Le tour de force de cette histoire est de raconter aux enfants l’oppression de la guerre et la réalité de milliers de petites filles. Quand les talibans s’emparent de Kaboul, la jeune « Parvana » dont le père a été injustement fait prisonnier, va être contrainte de prendre une décision radicale : devenir un garçon.

Cheveux coupés courts, longue tunique et petit chapeau, la jeune fille découvre la liberté des enfants de son âge, de sexe masculin, et se lance avec une idée en tête : retrouver son père. Dans la version française, c’est l’actrice franco-iranienne  Golshifteh Farahani, qui a doublé la voix de la petite Parvana. Un rôle sur mesure pour l’actrice, qui, elle aussi, en Iran sous le régime des Mollahs s’était rasée la tête pour pouvoir sortir librement. Après avoir été récompensé des prix du Jury et du Public au Festival international du film d’animation d’Annecy et nommé à l’Oscar du meilleur film d’animation, « Parvana » est sorti le mercredi 27 juin en salle.

Putsch a rencontré CHEKEBA HACHEMI, ancienne diplomate afghane et présidente de l’association « Afghanistan Libre », une association qui collecte de fonds pour ouvrir des écoles en Afghanistan et donner une chance aux petites filles de construire leur avenir.

Vous êtes afghane, votre association est partenaire du film, peut-on dire que « Parvana » est un film réaliste?

Absolument, l’histoire de « Parvana » est totalement réaliste. D’ailleurs, malgré le départ des Talibans, il existe encore de nombreuses «Parvana ». Le film est très réaliste , on y voit la mère de Parvana se faire frapper avec un bâton en pleine rue pour être sortie seule, ou encore la fillette au marché à qui l’on refuse de vendre de la nourriture parce que c’est une fille. Durant l’oppression talibane, les jeunes filles contraintes de se déguiser en garçon s’appelaient les « bacha posh », un double genre masculin/féminin. Comme beaucoup de préadolescentes en Iran et en Afghanistan, le seul moyen de vivre en paix c’est de gommer tout aspect féminin de son corps. Dans le film « Parvana », elle change de nom et devient Aatish – littéralement « le feu »- un garçon qui n’a pas froid aux yeux et qui est prêt à tout pour sauver son père et aider sa famille. On appelle ces intrépides les « bacha posh », ce qui veut dire « habillée comme un garçon » en dari, langue persane parlée en Afghanistan. Et ces enfants au double genre existent bel et bien en Iran, en Afghanistan ou au Pakistan et sont considérés comme des garçons à l’extérieur de la maison.

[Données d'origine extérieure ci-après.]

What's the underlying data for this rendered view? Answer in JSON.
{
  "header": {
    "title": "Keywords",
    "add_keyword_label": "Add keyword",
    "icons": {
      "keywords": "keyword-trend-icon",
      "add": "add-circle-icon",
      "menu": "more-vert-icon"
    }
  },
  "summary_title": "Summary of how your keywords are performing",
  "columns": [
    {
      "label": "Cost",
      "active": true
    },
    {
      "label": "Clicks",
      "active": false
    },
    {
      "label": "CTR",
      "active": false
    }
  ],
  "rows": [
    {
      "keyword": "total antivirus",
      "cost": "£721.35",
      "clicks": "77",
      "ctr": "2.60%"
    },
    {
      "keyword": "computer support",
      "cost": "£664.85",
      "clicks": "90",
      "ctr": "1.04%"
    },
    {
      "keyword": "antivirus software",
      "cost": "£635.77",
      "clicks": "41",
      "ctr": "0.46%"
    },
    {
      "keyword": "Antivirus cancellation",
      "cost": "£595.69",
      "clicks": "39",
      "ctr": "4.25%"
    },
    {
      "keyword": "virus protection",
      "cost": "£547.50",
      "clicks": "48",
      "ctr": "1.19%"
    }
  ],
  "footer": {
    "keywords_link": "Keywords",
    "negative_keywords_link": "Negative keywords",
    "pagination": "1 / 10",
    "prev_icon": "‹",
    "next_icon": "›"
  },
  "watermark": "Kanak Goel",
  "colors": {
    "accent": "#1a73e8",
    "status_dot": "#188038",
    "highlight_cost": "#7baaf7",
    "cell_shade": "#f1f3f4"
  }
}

Parvana dépeint très bien ce qu’était la condition des filles et femmes afghanes sous les Talibans.  Malheureusement, cette situation existe encore dans certaines régions contrôlées par les Talibans. Au-delà de ça, le film est très réaliste dans sa manière de capter et rendre l’atmosphère de Kaboul.
Nous avons décidé d’être partenaire de Parvana justement car il est très réaliste sur la condition des jeunes afghanes. Il met en lumière ce pourquoi Afghanistan Libre se bat chaque jour : permettre aux jeunes filles d’avoir accès à l’éducation et favoriser leur indépendance. La sortie de ce film magnifique est aussi le moyen de remettre l’Afghanistan sur le devant de la scène.

 

Chékéba Hachemi – Crédit D.R

 

D’où vient l’origine de ce terme?
L’origine des « bacha posh » viendrait de familles où les parents, qui n’ont pas eu de garçon, élèvent une fille comme un garçon. En échange de son identité de fille, la bacha posh a le droit d’aller à l’école, de faire du sport ou encore d’accompagner sa mère et ses sœurs à l’extérieur : elle/il incarne la figure masculine de la famille.

Quand les Talibans sont partis, que ce sont devenus ces « basha posh »?

Il faut bien comprendre que la trêve qui sonnait pour ces petites filles comme un cessez-le-feu à leur identité n’était que temporaire. Une fois passé le cap de la puberté, les adolescentes ont été renvoyées à leur statut de femme et contraintes de se soumettre aux interdictions : sortir avec un voile, être accompagnée d’un homme.

Votre Association « Afghanistan Libre » se bat pour construire des écoles pour les jeunes filles, il reste encore beaucoup de travail sur place?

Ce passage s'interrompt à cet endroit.